A model for the constant-density boundary layer surrounding fire whirls

TL;DR

This paper models the steady, constant-density boundary layer around fire whirls, incorporating ambient swirl effects and providing detailed velocity profiles useful for understanding fire whirl dynamics.

Contribution

It introduces a comprehensive boundary-layer model for fire whirls that accounts for ambient swirl and develops a matched asymptotic expansion for near-axis flow structure.

Findings

Boundary layer shape depends on ambient swirl level.

Velocity profiles near the axis exhibit a three-layered structure.
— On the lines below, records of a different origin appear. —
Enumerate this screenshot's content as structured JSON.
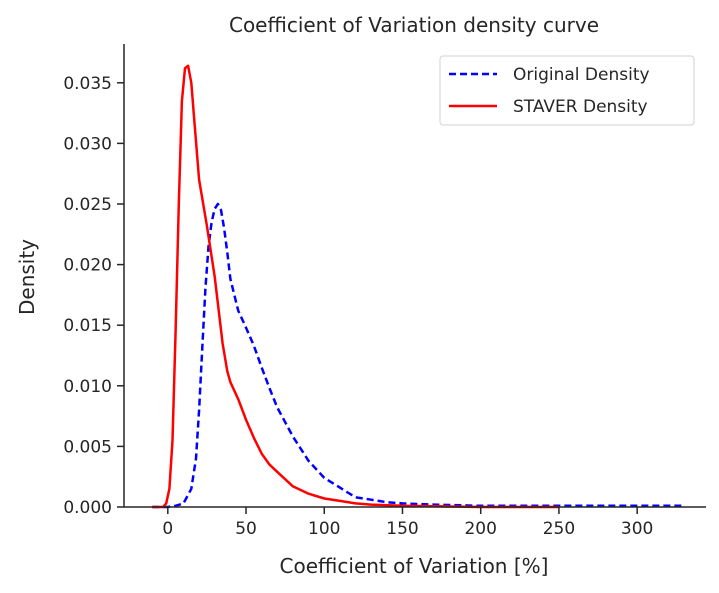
{
  "chart_data": {
    "type": "line",
    "title": "Coefficient of Variation density curve",
    "xlabel": "Coefficient of Variation [%]",
    "ylabel": "Density",
    "xlim": [
      -28,
      344
    ],
    "ylim": [
      0,
      0.0382
    ],
    "xticks": [
      0,
      50,
      100,
      150,
      200,
      250,
      300
    ],
    "xtick_labels": [
      "0",
      "50",
      "100",
      "150",
      "200",
      "250",
      "300"
    ],
    "yticks": [
      0,
      0.005,
      0.01,
      0.015,
      0.02,
      0.025,
      0.03,
      0.035
    ],
    "ytick_labels": [
      "0.000",
      "0.005",
      "0.010",
      "0.015",
      "0.020",
      "0.025",
      "0.030",
      "0.035"
    ],
    "grid": false,
    "legend_position": "top-right",
    "series": [
      {
        "name": "Original Density",
        "color": "#0000ff",
        "linestyle": "dashed",
        "x": [
          -10,
          0,
          5,
          10,
          15,
          18,
          20,
          22,
          24,
          26,
          28,
          30,
          32,
          34,
          36,
          38,
          40,
          45,
          50,
          55,
          60,
          65,
          70,
          80,
          90,
          100,
          110,
          115,
          120,
          125,
          130,
          140,
          150,
          170,
          200,
          250,
          300,
          330
        ],
        "y": [
          0.0,
          0.0,
          0.0001,
          0.0003,
          0.0015,
          0.004,
          0.008,
          0.013,
          0.018,
          0.0215,
          0.0235,
          0.0246,
          0.025,
          0.0245,
          0.023,
          0.021,
          0.0188,
          0.0162,
          0.0148,
          0.0133,
          0.0115,
          0.0098,
          0.0082,
          0.0058,
          0.0038,
          0.0024,
          0.0016,
          0.0012,
          0.0008,
          0.0007,
          0.0006,
          0.0004,
          0.0003,
          0.0002,
          0.0001,
          0.0001,
          0.0001,
          0.0001
        ]
      },
      {
        "name": "STAVER Density",
        "color": "#ff0000",
        "linestyle": "solid",
        "x": [
          -10,
          -3,
          -1,
          1,
          3,
          5,
          7,
          9,
          11,
          13,
          15,
          17,
          20,
          25,
          30,
          35,
          38,
          40,
          45,
          50,
          55,
          60,
          65,
          70,
          80,
          90,
          100,
          110,
          120,
          130,
          150,
          200,
          250
        ],
        "y": [
          0.0,
          0.0,
          0.0003,
          0.0015,
          0.0055,
          0.0145,
          0.025,
          0.0335,
          0.0362,
          0.0364,
          0.035,
          0.0318,
          0.027,
          0.0232,
          0.019,
          0.0135,
          0.0112,
          0.0103,
          0.0089,
          0.0072,
          0.0057,
          0.0044,
          0.0035,
          0.0029,
          0.0017,
          0.0011,
          0.0007,
          0.0005,
          0.0003,
          0.0002,
          0.0001,
          0.0,
          0.0
        ]
      }
    ]
  }
}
Numerical solutions show flow behavior for different swirl intensities.

Abstract

This paper investigates the steady axisymmetric structure of the cold boundary-layer flow surrounding fire whirls developing over localized fuel sources lying on a horizontal surface. The inviscid swirling motion found outside the boundary layer, driven by the entrainment of the buoyant turbulent plume of hot combustion products that develops above the fire, is described by an irrotational solution, obtained by combining Taylor's self-similar solution for the motion in the axial plane with the azimuthal motion induced by a line vortex of circulation $2 \pi \Gamma$. The development of the boundary layer from a prescribed radial location is determined by numerical integration for different swirl levels, measured by the value of the radial-to-azimuthal velocity ratio $\sigma$ at the initial radial location. As in the case $\sigma=0$, treated in the seminal boundary-layer analysis of Burggraf et al. (Phys. Fluids, 1971), the pressure gradient associated with the centripetal acceleration of the inviscid flow is seen to generate a pronounced radial inflow. Specific attention is given to the terminal shape of the boundary-layer velocity near the axis, which displays a three-layered structure that is described by matched asymptotic expansions. The resulting composite expansion, dependent on the level of ambient swirl through the parameter $\sigma$, is employed as boundary condition to describe the deflection of the boundary-layer flow near the axis to form a vertical swirl jet. Numerical solutions of the resulting non-slender collision region for different values of $\sigma$ are presented both for inviscid flow and for viscous flow with moderately large values of the controlling Reynolds number $\Gamma/\nu$. The velocity description provided is useful in mathematical formulations of localized fire-whirl flows, providing consistent boundary conditions accounting for the ambient swirl level.